In practice, upgrading the DevShell in order to upgrade a lower environment would leave the DevShell unable to work with other environments like production.

It is clear that we need to update our patterns to enable different environments to run on different versions seamlessly.

Missing Configuration-as-code Automations

Historically, we have used Terragrunt as the configuration-as-code layer. While Terragrunt is an amazing project, we are beginning to hit insurmountable limits:

  • The HCL configuration language that Terragrunt uses does not lend itself well to complex automations.

    We want to enable a future where users can simply run pf upgrade, pf install, and pf configure to control their infrastructure rather than having to dig through documentation to figure out how things should be configured to work.

    After having tried many different approaches to doing that with HCL, we have reached the conclusion that it is not possible while preserving the user ergonomics that we want.

  • We have complex automations to safely and securely inject the right configuration and credentials into each IaC deployment process. The API surface that Terragrunt exposes makes this possible, but only in a way that is extremely inefficient.

    We are seeing users with moderately sized footprints have to wait 10+ seconds simply to run the configuration initialization required for any IaC command.

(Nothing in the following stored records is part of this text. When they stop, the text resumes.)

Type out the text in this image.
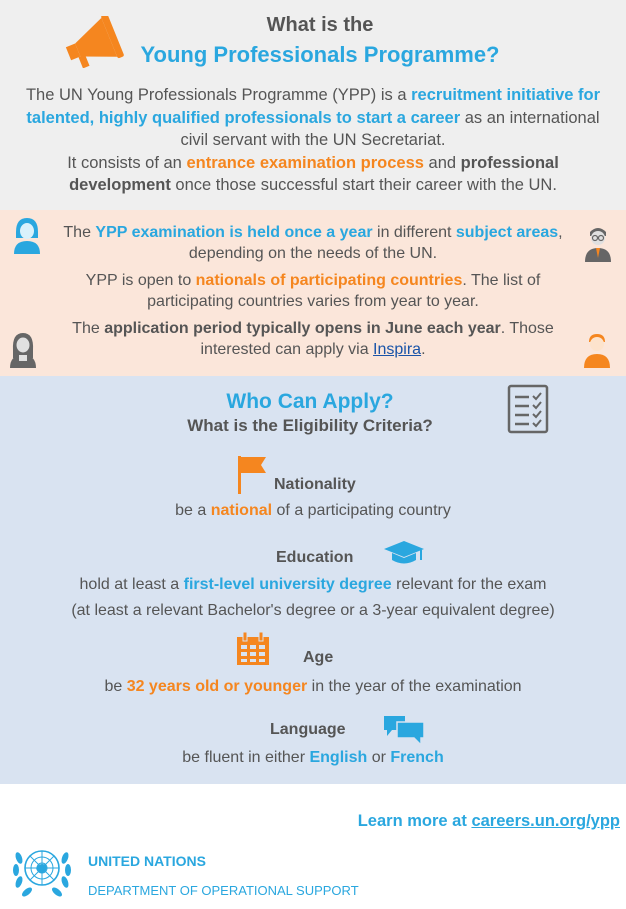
What is the
Young Professionals Programme?
The UN Young Professionals Programme (YPP) is a recruitment initiative for talented, highly qualified professionals to start a career as an international civil servant with the UN Secretariat.
It consists of an entrance examination process and professional development once those successful start their career with the UN.
The YPP examination is held once a year in different subject areas, depending on the needs of the UN.
YPP is open to nationals of participating countries. The list of participating countries varies from year to year.
The application period typically opens in June each year. Those interested can apply via Inspira.
Who Can Apply?
What is the Eligibility Criteria?
Nationality
be a national of a participating country
Education
hold at least a first-level university degree relevant for the exam
(at least a relevant Bachelor's degree or a 3-year equivalent degree)
Age
be 32 years old or younger in the year of the examination
Language
be fluent in either English or French
Learn more at careers.un.org/ypp
UNITED NATIONS
DEPARTMENT OF OPERATIONAL SUPPORT
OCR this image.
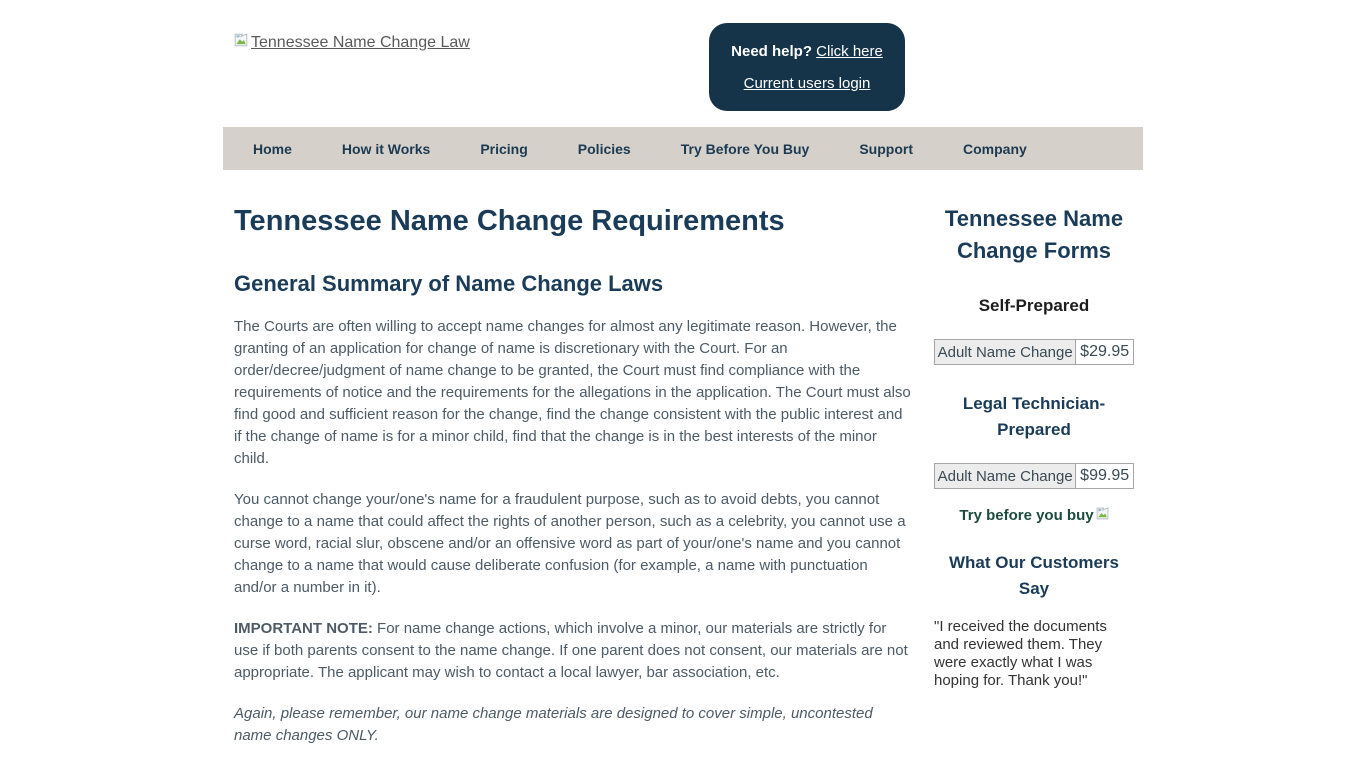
Tennessee Name Change Law
Need help? Click here
Current users login
Home	How it Works	Pricing	Policies	Try Before You Buy	Support	Company
Tennessee Name Change Requirements
General Summary of Name Change Laws

The Courts are often willing to accept name changes for almost any legitimate reason. However, the granting of an application for change of name is discretionary with the Court. For an order/decree/judgment of name change to be granted, the Court must find compliance with the requirements of notice and the requirements for the allegations in the application. The Court must also find good and sufficient reason for the change, find the change consistent with the public interest and if the change of name is for a minor child, find that the change is in the best interests of the minor child.

You cannot change your/one's name for a fraudulent purpose, such as to avoid debts, you cannot change to a name that could affect the rights of another person, such as a celebrity, you cannot use a curse word, racial slur, obscene and/or an offensive word as part of your/one's name and you cannot change to a name that would cause deliberate confusion (for example, a name with punctuation and/or a number in it).

IMPORTANT NOTE: For name change actions, which involve a minor, our materials are strictly for use if both parents consent to the name change. If one parent does not consent, our materials are not appropriate. The applicant may wish to contact a local lawyer, bar association, etc.

Again, please remember, our name change materials are designed to cover simple, uncontested name changes ONLY.

Tennessee Name Change Forms
Self-Prepared
Adult Name Change	$29.95
Legal Technician-Prepared
Adult Name Change	$99.95
Try before you buy
What Our Customers Say

"I received the documents and reviewed them. They were exactly what I was hoping for. Thank you!"
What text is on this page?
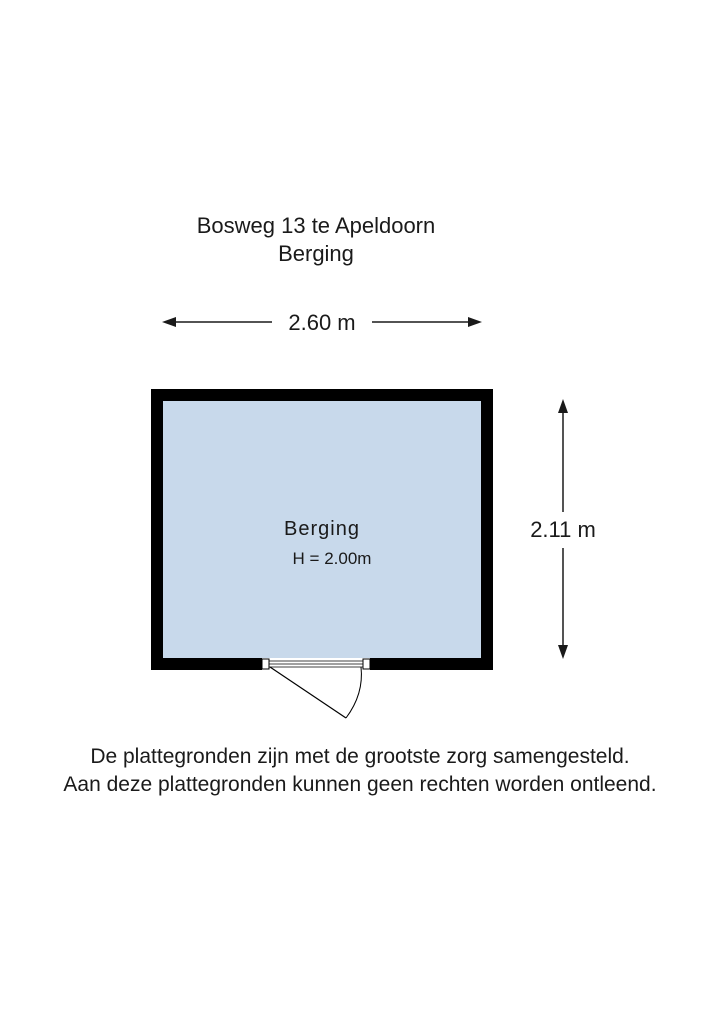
Bosweg 13 te Apeldoorn
Berging
2.60 m
2.11 m
Berging
H = 2.00m
De plattegronden zijn met de grootste zorg samengesteld.
Aan deze plattegronden kunnen geen rechten worden ontleend.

    This latency creates a very poor interactive DX and adds significant time to CI/CD pipelines. With a runner optimized for Panfactum, this process could occur in milliseconds.

  • While the Terragrunt API surface is broad, it is still missing key features that would be fairly difficult to bolt-on without patching Terragrunt itself. To name a few: content-addressed storage for downloaded modules, the ability to change the AWS profile in sops-encrypted files, the ability to quickly render the resolved module inputs, the ability to store runner logs in a centralized manner for quick auditing and debugging, etc.

Daemon-less DevShell

Currently, the DevShell is relatively inert. In other words, when you load into it, nothing is actively running in the background and every CLI invocation must construct an entire view of your project from scratch to begin doing useful work.

While this made it easy for us to launch the framework, we are now hitting the limits of this pattern:

  • The local DevShell is becoming more stateful. We are no longer just deploying Terraform, we are managing tunnels, managing credentials, managing workflows that cannot fit nicely into IaC like environment bootstrapping, and would like to begin providing utilities like LSPs, etc.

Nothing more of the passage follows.